1º Canto Nativista da Canção Alegretense – RS – 2006.*

FANDANGO DE GALPÃO

Letra: Gerson Brandolt
Música: Gerson Brandolt e Gustavo Villaverde
Intérprete: Gerson Brandolt

Num ronco abagualado chorava uma de botão,
Num embalo bem cuiudo de fazer tremer o chão,
Dum galpão tosco e barreado, botando pelo ladrão.

Mas quem não gosta de um retoço animado,
Num galpão de chão batido, no garrão sul do estado!
Mas quem não gosta de um retoço animado,
Quando chora a botoneira não fica ninguém sentado!

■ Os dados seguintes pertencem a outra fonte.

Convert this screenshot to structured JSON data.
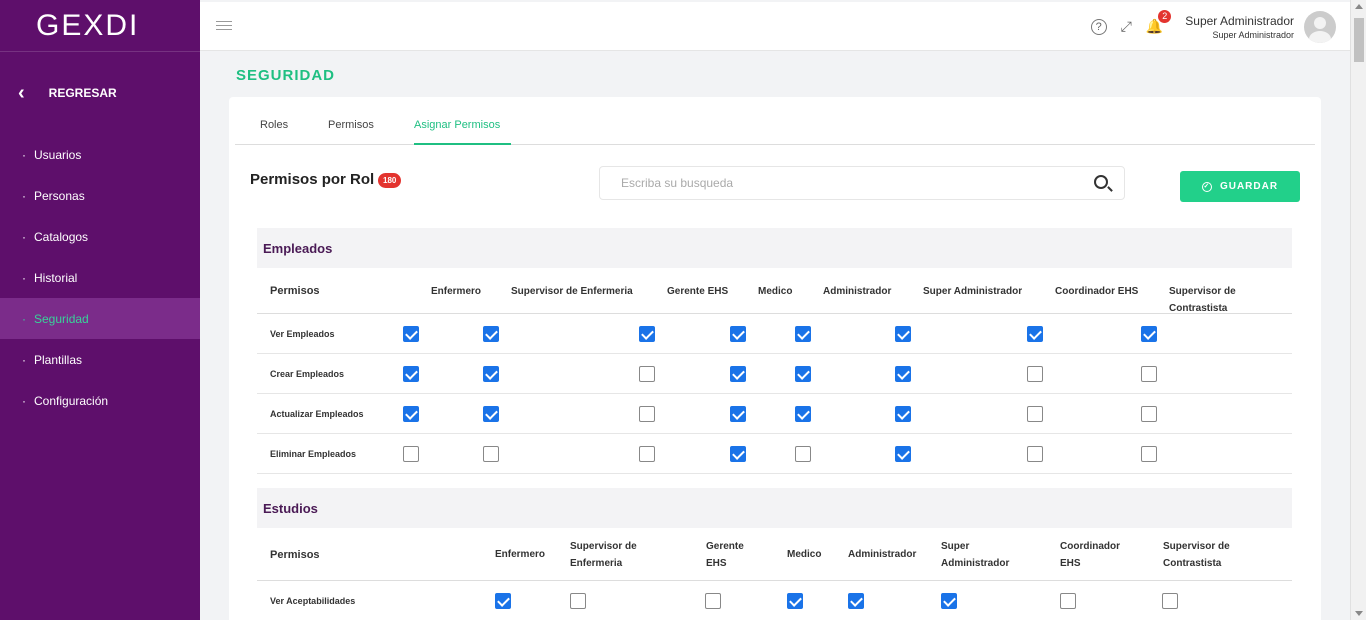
{
  "brand": {
    "logo_text": "GEXDI"
  },
  "sidebar": {
    "back_label": "REGRESAR",
    "items": [
      {
        "label": "Usuarios",
        "active": false
      },
      {
        "label": "Personas",
        "active": false
      },
      {
        "label": "Catalogos",
        "active": false
      },
      {
        "label": "Historial",
        "active": false
      },
      {
        "label": "Seguridad",
        "active": true
      },
      {
        "label": "Plantillas",
        "active": false
      },
      {
        "label": "Configuración",
        "active": false
      }
    ]
  },
  "topbar": {
    "notifications_count": "2",
    "user_name": "Super Administrador",
    "user_role": "Super Administrador"
  },
  "page": {
    "title": "SEGURIDAD"
  },
  "tabs": [
    {
      "label": "Roles",
      "active": false
    },
    {
      "label": "Permisos",
      "active": false
    },
    {
      "label": "Asignar Permisos",
      "active": true
    }
  ],
  "section": {
    "title": "Permisos por Rol",
    "count": "180",
    "search_placeholder": "Escriba su busqueda",
    "save_label": "GUARDAR"
  },
  "groups": [
    {
      "title": "Empleados",
      "perm_header": "Permisos",
      "roles": [
        "Enfermero",
        "Supervisor de Enfermeria",
        "Gerente EHS",
        "Medico",
        "Administrador",
        "Super Administrador",
        "Coordinador EHS",
        "Supervisor de Contrastista"
      ],
      "rows": [
        {
          "label": "Ver Empleados",
          "checks": [
            true,
            true,
            true,
            true,
            true,
            true,
            true,
            true
          ]
        },
        {
          "label": "Crear Empleados",
          "checks": [
            true,
            true,
            false,
            true,
            true,
            true,
            false,
            false
          ]
        },
        {
          "label": "Actualizar Empleados",
          "checks": [
            true,
            true,
            false,
            true,
            true,
            true,
            false,
            false
          ]
        },
        {
          "label": "Eliminar Empleados",
          "checks": [
            false,
            false,
            false,
            true,
            false,
            true,
            false,
            false
          ]
        }
      ]
    },
    {
      "title": "Estudios",
      "perm_header": "Permisos",
      "roles": [
        [
          "Enfermero"
        ],
        [
          "Supervisor de",
          "Enfermeria"
        ],
        [
          "Gerente",
          "EHS"
        ],
        [
          "Medico"
        ],
        [
          "Administrador"
        ],
        [
          "Super",
          "Administrador"
        ],
        [
          "Coordinador",
          "EHS"
        ],
        [
          "Supervisor de",
          "Contrastista"
        ]
      ],
      "rows": [
        {
          "label": "Ver Aceptabilidades",
          "checks": [
            true,
            false,
            false,
            true,
            true,
            true,
            false,
            false
          ]
        }
      ]
    }
  ],
  "colors": {
    "sidebar_bg": "#5e0f6b",
    "accent": "#1fbf82",
    "checkbox": "#1a73e8",
    "badge": "#e3342f"
  }
}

O samba é bebida fina nestas festas galponeiras,
Trancão de clarear o dia, num estilo da fronteira,
E as “véias” batendo guizo, fofoqueando a noite inteira!

Mas quem não gosta de um retoço animado,
Num galpão de chão batido, no garrão sul do estado!
Mas quem não gosta de um retoço animado,
Quando chora a botoneira não fica ninguém sentado!

Gaiteiro rasga essa gaita, balança bem no teu jeito,
Deixa amorena comigo que o namoro eu ajeito…
Dorme um sono na chamarra, aconchegada em meu peito.

Mas quem não gosta de um retoço animado,
Num galpão de chão batido, no garrão sul do estado!
Mas quem não gosta de um retoço animado,
Quando chora a botoneira não fica ninguém sentado!